Acórdão do Tribunal da Relação de Lisboa
Processo:
1002/14.5T8CSC-C.L1-7
Relator: ORLANDO NASCIMENTO
Descritores: RESPONSABILIDADES PARENTAIS
ALIMENTOS
FUNDO DE GARANTIA DE ALIMENTOS DEVIDOS A MENORES
Nº do Documento: RL
Data do Acordão: 09/13/2016
Votação: UNANIMIDADE
Texto Integral: S
Texto Parcial: N
Meio Processual: APELAÇÃO
Decisão: IMPROCEDENTE
Sumário: 1. A decisão judicial, proferida nos termos do disposto no art.º 9.º, n.º 4, do DL n.º 164/99, de 13 de Maio, está limitada, no seu veredicto, à apreciação da questão da “renovação da prova”, encontrando-se vinculada, relativamente ao quantum da prestação a cargo do FGSDM, pela força de caso julgado da primitiva decisão, que a fixou.
2. A fixação desse quantum, transitada em julgado a respetiva decisão, não mais poderá ser discutida nos autos, sob pena de violação do instituto do caso julgado, consagrado no art.º 619.º, do C. P. Civil.
3. A prestação a cargo do Fundo, cuja “renovação da prova” foi feita por decisão de 13/3/2014, e que terminou em 8/11/2015, com a maioridade do alimentando, em nada pode ser afetada pelo Acórdão Uniformizador de Jurisprudência do Supremo Tribunal de Justiça, n.º 5/2015.
(Sumário elaborado pelo Relator)
Decisão Texto Parcial:
Decisão Texto Integral: Acordam os Juízes, do Tribunal da Relação de Lisboa.


1. RELATÓRIO:


Nesta ação de incumprimento de responsabilidades parentais relativa ao menor Ruben .. … …, em que é requerente Maria e requerido, Paulo, foi proferida decisão, declarando o incumprimento da obrigação de alimentos a cargo do requerido e subsequentemente foi proferida decisão, fixando a prestação a cargo do Fundo de Garantia de Alimentos, a ser entregue à requerente, no valor de € 384,00 mensais, cujo pagamento se iniciou em1/4/2009.

Posteriormente foram proferidas decisões, julgando renovada a prova de insuficiência económica e mantendo a prestação de alimentos, a última das quais em 13/3/2014, a fls. 48.

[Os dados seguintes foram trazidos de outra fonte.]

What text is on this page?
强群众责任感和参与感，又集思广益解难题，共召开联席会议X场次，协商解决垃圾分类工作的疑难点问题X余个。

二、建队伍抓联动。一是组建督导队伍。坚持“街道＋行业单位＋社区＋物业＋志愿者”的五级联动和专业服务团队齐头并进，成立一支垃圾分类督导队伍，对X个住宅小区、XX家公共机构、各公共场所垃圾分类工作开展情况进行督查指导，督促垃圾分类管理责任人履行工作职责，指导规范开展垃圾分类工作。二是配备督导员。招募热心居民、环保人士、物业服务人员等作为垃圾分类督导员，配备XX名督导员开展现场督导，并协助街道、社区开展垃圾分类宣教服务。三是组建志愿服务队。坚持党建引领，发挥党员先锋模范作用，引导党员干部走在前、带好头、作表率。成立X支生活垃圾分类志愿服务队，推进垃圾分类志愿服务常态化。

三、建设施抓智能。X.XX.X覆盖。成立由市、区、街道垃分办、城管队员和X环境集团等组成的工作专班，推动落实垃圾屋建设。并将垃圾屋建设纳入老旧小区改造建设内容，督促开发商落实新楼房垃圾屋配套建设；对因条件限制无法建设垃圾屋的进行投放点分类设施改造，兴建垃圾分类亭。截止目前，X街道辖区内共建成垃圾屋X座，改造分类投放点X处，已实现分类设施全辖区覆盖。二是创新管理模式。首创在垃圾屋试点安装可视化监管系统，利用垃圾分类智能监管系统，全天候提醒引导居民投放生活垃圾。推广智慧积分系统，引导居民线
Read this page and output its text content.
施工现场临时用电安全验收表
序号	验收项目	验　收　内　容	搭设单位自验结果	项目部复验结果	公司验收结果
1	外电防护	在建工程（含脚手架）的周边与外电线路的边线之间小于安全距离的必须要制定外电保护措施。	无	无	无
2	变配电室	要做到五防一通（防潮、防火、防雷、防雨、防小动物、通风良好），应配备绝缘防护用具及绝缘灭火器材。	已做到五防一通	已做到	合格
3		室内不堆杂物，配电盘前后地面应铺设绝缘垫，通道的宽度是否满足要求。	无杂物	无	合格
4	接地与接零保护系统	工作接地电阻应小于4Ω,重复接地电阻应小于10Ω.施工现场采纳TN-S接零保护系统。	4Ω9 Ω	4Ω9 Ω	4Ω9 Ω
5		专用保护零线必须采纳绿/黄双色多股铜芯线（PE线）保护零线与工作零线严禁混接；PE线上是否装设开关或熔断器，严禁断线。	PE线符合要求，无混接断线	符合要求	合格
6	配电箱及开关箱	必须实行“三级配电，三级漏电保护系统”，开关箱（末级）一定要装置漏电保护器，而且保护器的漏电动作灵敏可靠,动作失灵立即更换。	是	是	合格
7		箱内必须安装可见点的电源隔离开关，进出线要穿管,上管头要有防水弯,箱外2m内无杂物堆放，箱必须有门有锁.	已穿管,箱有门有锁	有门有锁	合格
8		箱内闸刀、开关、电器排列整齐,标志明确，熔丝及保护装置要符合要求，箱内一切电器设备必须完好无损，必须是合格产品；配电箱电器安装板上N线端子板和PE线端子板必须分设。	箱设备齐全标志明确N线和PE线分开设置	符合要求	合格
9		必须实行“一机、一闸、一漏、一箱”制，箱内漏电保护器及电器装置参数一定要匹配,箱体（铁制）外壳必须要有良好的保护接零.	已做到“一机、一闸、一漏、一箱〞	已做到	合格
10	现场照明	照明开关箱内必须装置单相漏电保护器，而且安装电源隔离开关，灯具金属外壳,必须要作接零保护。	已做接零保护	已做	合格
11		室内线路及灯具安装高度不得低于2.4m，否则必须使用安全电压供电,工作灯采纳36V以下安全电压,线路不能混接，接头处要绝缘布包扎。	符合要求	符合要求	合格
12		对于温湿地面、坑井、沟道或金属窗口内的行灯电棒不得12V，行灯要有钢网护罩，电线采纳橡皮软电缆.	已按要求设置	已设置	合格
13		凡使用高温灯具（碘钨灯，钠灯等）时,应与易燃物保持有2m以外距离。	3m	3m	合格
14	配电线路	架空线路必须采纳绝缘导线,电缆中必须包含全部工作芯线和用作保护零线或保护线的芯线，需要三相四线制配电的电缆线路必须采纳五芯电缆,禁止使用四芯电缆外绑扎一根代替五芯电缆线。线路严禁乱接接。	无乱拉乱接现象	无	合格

Inconformado com esta última decisão, de 13/3/2014 o Fundo de Garantia dela interpôs recurso, recebido como apelação, pedindo a sua revogação na parte em que condena o FGADM em valor superior à prestação a cargo do progenitor, que é de € 150,00 mensais, formulando conclusões, nas quais suscitou na parte pertinente a esse pedido, as seguintes questões:
- A obrigação de prestação de alimentos pelo FGADM é autónoma da prestação alimentícia decorrente do poder paternal e não decorre automaticamente da lei, sendo necessária uma decisão judicial que a imponha, ou seja, até essa decisão não existe qualquer obrigação (conclusões M) a O).
- A sub-rogação não pode exceder a medida da sub-rogação total, porquanto, se o terceiro paga mais do que ao devedor competia pagar, ele não tem o direito de exigir do devedor o reembolso pelo excesso, e só poderá exigir do credor a restituição do que este recebeu indevidamente (conclusões P) a U).
- Aceitar que a prestação fosse superior seria instituir-se, sem apoio normativo, uma prestação social em parte não reembolsável e, ainda para mais, sem que o credor a tenha de restituir como 'indevida" (conclusões V) a W).
- Não tem qualquer suporte legal fixar-se uma prestação alimentícia a cargo do FGADM superior à fixada ao progenitor, pois a diferença que daí resulta é fixada apanas para o FGADM e é uma obrigação nova (conclusão X).
- Ao manter-se a decisão, a obrigação e responsabilidade de prestar alimentos deixará de ser imputável aos progenitores obrigados, passando a ser única e exclusivamente da responsabilidade do FGADM (conclusão Y).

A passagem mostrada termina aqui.